Member of the Legislative Assembly of Manitoba from St. Clements
- In office 1920–1922
- Preceded by: Donald A. Ross
- Succeeded by: Donald A. Ross

Personal details
- Born: 1876 Worth Parish, Sussex, England
- Died: May 20, 1939 (aged 63) Winnipeg, Manitoba, Canada
- Party: DLP
- Other political affiliations: Independent Labour

= Matthew Stanbridge =

Canadian politician (1876–1939)

Matthew James Stanbridge (1876 - May 20, 1939) was a British-born Canadian politician who served as a member of the Legislative Assembly of Manitoba from 1920 to 1922.

== Early life ==
Stanbridge was born in Worth Parish, Sussex, England and came to Western Canada in 1903.

== Career ==
Stanbridge operated an insurance and real estate business in Winnipeg and became the owner of a meat-packing plant in Stonewall in 1912. Stanbridge served 15 years on the school board for Stonewall. He married Frances Rudderham.

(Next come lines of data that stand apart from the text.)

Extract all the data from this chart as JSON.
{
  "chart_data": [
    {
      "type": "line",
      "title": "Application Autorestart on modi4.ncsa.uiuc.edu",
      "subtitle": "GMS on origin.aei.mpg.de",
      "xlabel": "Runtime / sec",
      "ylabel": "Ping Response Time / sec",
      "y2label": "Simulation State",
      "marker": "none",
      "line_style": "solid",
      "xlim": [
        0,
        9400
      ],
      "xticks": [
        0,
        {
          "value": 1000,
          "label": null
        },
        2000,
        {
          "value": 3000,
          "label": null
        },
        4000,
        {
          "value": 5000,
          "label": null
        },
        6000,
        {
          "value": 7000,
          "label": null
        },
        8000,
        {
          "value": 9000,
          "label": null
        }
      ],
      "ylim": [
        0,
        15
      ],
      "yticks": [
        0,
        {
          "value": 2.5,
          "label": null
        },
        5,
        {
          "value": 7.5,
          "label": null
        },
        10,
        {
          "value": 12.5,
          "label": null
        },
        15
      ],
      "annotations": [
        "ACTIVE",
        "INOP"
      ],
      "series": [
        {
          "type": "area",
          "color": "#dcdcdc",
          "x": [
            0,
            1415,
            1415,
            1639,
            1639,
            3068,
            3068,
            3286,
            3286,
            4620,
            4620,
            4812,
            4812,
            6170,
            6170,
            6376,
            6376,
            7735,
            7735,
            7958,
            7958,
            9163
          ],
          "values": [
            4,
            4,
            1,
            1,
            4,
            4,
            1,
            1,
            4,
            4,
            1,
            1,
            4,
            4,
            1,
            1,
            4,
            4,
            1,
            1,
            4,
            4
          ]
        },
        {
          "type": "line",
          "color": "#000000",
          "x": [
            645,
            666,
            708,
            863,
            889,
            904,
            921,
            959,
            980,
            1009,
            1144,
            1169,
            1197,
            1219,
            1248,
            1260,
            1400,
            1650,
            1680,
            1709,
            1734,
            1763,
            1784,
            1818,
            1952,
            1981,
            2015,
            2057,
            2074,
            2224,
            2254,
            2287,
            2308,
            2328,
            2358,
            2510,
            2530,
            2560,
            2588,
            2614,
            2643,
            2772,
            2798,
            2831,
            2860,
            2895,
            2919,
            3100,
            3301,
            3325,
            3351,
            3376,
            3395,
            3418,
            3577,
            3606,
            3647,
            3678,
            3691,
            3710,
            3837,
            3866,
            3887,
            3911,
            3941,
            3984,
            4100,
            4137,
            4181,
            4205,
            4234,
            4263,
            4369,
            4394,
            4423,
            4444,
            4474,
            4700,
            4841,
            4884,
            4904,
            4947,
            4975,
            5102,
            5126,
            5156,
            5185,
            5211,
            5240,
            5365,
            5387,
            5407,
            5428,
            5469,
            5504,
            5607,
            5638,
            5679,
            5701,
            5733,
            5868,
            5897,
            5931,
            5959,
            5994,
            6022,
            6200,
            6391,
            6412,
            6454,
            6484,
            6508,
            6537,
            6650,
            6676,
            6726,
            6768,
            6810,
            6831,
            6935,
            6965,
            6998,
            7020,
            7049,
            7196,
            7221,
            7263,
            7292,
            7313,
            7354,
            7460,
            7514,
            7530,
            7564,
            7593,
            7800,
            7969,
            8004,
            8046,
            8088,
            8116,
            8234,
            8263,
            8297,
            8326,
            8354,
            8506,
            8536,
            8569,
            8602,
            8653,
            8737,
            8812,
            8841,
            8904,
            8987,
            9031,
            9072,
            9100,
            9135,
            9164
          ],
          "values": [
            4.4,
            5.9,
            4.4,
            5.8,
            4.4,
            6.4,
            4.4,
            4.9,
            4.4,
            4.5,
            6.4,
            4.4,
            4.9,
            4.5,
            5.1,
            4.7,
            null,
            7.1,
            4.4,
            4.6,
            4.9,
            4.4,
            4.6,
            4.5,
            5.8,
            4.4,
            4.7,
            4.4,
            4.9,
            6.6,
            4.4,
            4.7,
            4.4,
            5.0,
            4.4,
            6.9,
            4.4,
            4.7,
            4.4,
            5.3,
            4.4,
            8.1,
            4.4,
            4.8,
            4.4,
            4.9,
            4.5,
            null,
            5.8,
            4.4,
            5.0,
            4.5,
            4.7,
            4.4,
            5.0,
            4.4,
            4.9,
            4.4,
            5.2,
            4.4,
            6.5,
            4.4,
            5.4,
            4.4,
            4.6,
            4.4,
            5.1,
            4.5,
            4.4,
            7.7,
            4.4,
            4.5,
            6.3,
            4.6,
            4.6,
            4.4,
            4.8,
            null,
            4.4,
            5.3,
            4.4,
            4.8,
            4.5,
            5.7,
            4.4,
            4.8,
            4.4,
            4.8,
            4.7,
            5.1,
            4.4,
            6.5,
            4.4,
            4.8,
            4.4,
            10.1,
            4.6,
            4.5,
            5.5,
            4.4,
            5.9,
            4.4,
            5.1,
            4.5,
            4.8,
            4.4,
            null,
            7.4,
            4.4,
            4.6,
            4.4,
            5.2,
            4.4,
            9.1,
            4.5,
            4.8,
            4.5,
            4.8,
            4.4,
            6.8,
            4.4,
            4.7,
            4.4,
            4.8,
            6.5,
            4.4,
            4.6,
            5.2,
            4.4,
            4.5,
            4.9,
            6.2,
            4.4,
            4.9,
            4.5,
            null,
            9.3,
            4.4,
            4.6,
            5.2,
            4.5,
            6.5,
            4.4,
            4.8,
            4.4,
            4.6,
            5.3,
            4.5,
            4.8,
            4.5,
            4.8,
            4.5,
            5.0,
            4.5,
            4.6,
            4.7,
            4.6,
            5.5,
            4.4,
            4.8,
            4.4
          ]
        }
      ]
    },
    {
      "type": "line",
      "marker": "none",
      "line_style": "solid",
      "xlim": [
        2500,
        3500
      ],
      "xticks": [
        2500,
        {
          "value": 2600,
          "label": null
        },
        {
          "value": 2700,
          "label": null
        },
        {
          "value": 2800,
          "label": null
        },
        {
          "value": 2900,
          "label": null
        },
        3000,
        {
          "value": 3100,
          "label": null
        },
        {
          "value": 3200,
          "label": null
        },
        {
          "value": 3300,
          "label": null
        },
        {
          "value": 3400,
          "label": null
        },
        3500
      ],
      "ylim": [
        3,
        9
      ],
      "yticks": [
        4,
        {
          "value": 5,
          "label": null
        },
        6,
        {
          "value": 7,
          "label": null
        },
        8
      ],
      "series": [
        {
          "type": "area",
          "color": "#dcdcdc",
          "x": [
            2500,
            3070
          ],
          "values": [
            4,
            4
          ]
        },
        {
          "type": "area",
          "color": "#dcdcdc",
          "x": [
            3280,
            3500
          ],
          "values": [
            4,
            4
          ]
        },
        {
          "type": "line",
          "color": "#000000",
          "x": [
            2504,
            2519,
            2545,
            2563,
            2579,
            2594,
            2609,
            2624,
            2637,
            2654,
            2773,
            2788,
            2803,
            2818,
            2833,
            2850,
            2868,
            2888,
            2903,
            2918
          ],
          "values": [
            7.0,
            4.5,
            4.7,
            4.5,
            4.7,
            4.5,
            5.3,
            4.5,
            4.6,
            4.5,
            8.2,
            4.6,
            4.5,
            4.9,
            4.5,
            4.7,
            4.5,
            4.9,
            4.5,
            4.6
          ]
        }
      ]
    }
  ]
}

He was elected to the Manitoba legislature in the 1920 provincial election as a Labour Party candidate in the St. Clements constituency. He defeated Liberal incumbent Donald A. Ross by 127 votes, and sat with the Labour parliamentary group in the legislative opposition for the next two years.

The Labour Party and its allies won eleven seats in the 1920 election, which occurred shortly after the Winnipeg General Strike of 1919. Their support had declined by the time of the 1922 election, and fell to six seats. Stanbridge, running for the Independent Labour Party in St. Clements, finished fourth in a field of four candidates in his bid for re-election.

He attempted to return to the legislature in the 1927 provincial election as a "Farmer-Labour" candidate, but finished a distant third against Progressive cabinet minister Robert Hoey.

== Personal life ==
He died in the Winnipeg General Hospital at the age of 63.